Pope's altar cloth makers turn to a more profitable line - thongs
By Hilary Davies in Koniakow, Poland
08 August 2004
The Polish village of Koniakow is not its former serene self. Is the reason bitter wartime memories or the legacy of 50 years of Communist rule? No. It is underwear. Very skimpy, very tight underwear.
For hundreds of years the local lace-making grannies have been crocheting altar cloths and Roman Catholic vestments, including one altar cloth for the Pope. But some have switched production in rather a dramatic fashion. They have started making thongs - and the Church is not happy about it. So unhappy, in fact, that the local priest has even been naming and shaming the thong-makers in church on Sundays.
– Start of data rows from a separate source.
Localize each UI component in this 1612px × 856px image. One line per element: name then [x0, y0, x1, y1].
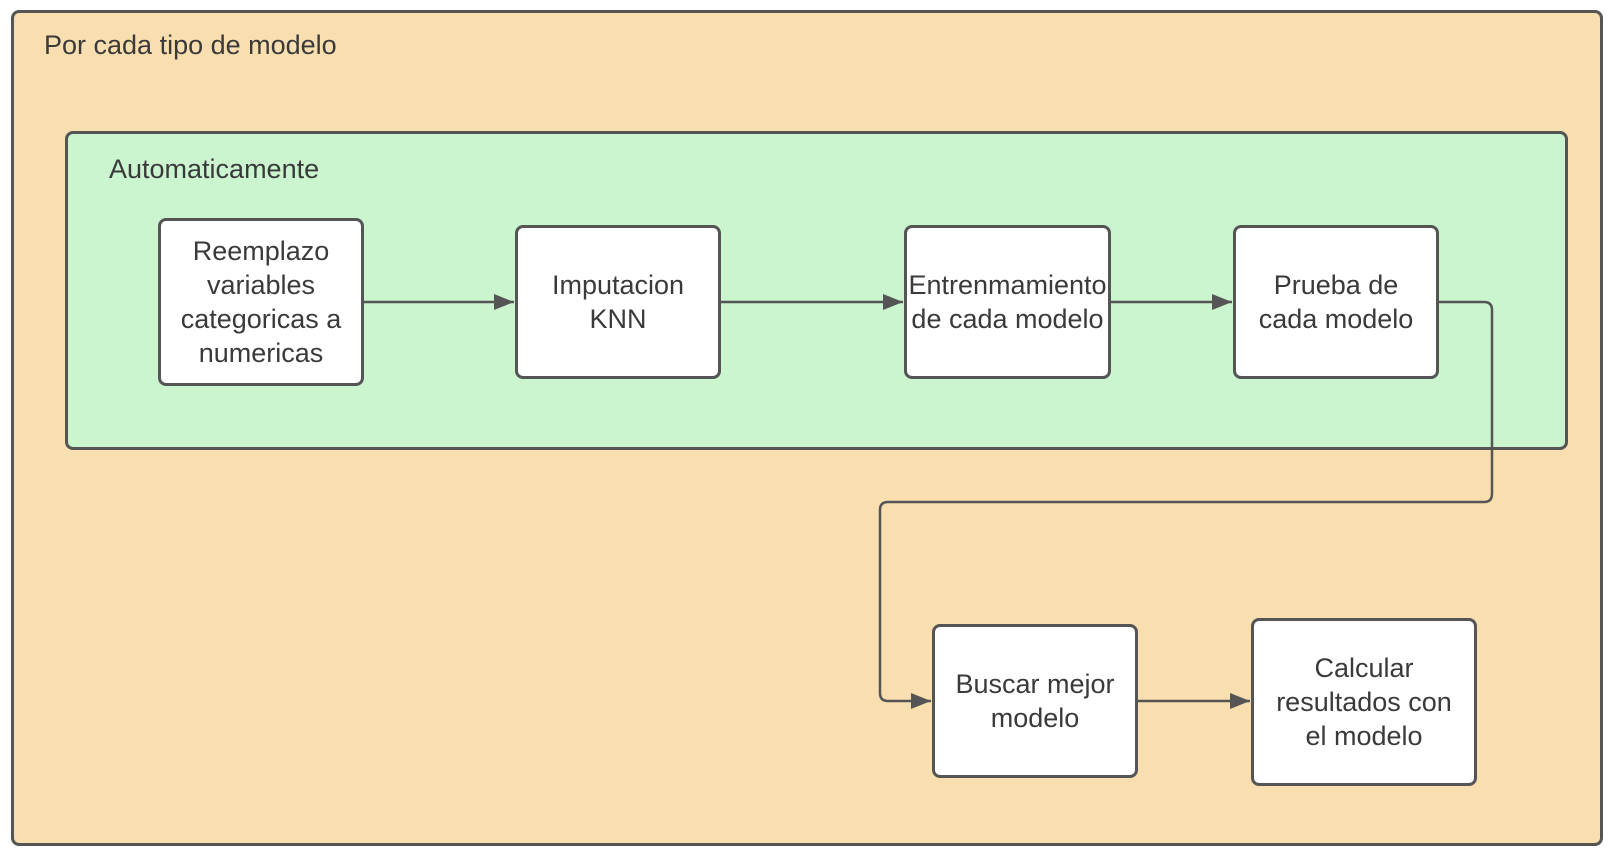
step-prueba-box[interactable]: Prueba de cada modelo [1233, 225, 1439, 379]
step-calcular-label: Calcular resultados con el modelo [1276, 653, 1452, 751]
step-buscar-label: Buscar mejor modelo [955, 669, 1115, 733]
step-buscar-box[interactable]: Buscar mejor modelo [932, 624, 1138, 778]
step-imputacion-box[interactable]: Imputacion KNN [515, 225, 721, 379]
step-imputacion-label: Imputacion KNN [551, 270, 685, 334]
step-entrenamiento-box[interactable]: Entrenmamiento de cada modelo [904, 225, 1111, 379]
step-reemplazo-label: Reemplazo variables categoricas a numeri… [180, 236, 342, 368]
outer-container-title: Por cada tipo de modelo [44, 30, 337, 60]
arrow-prueba-to-buscar [878, 300, 1494, 709]
step-calcular-box[interactable]: Calcular resultados con el modelo [1251, 618, 1477, 786]
step-entrenamiento-label: Entrenmamiento de cada modelo [908, 270, 1107, 334]
inner-container-title: Automaticamente [109, 154, 320, 184]
step-reemplazo-box[interactable]: Reemplazo variables categoricas a numeri… [158, 218, 364, 386]
step-prueba-label: Prueba de cada modelo [1258, 270, 1414, 334]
Traditionalists agree with this tough line. At the village's one-room lace museum, Mieczyslaw Kamieniarz fumed: "All of Koniakow is ashamed." He points to the walls of the museum, which are papered with the awards his wife's lacework has won. "Just think, we've made Koniakow lace for altar cloths, priests' robes, even the Pope himself. And now people are going to wear Koniakow lace on their arses," he said.
The makers of the stringi, as they are known, are unabashed. After all, business is booming. Malgorzata Stanaszek, a lace maker in her twenties, set up a production company and its website now has orders flooding in from as far away as the US and Japan.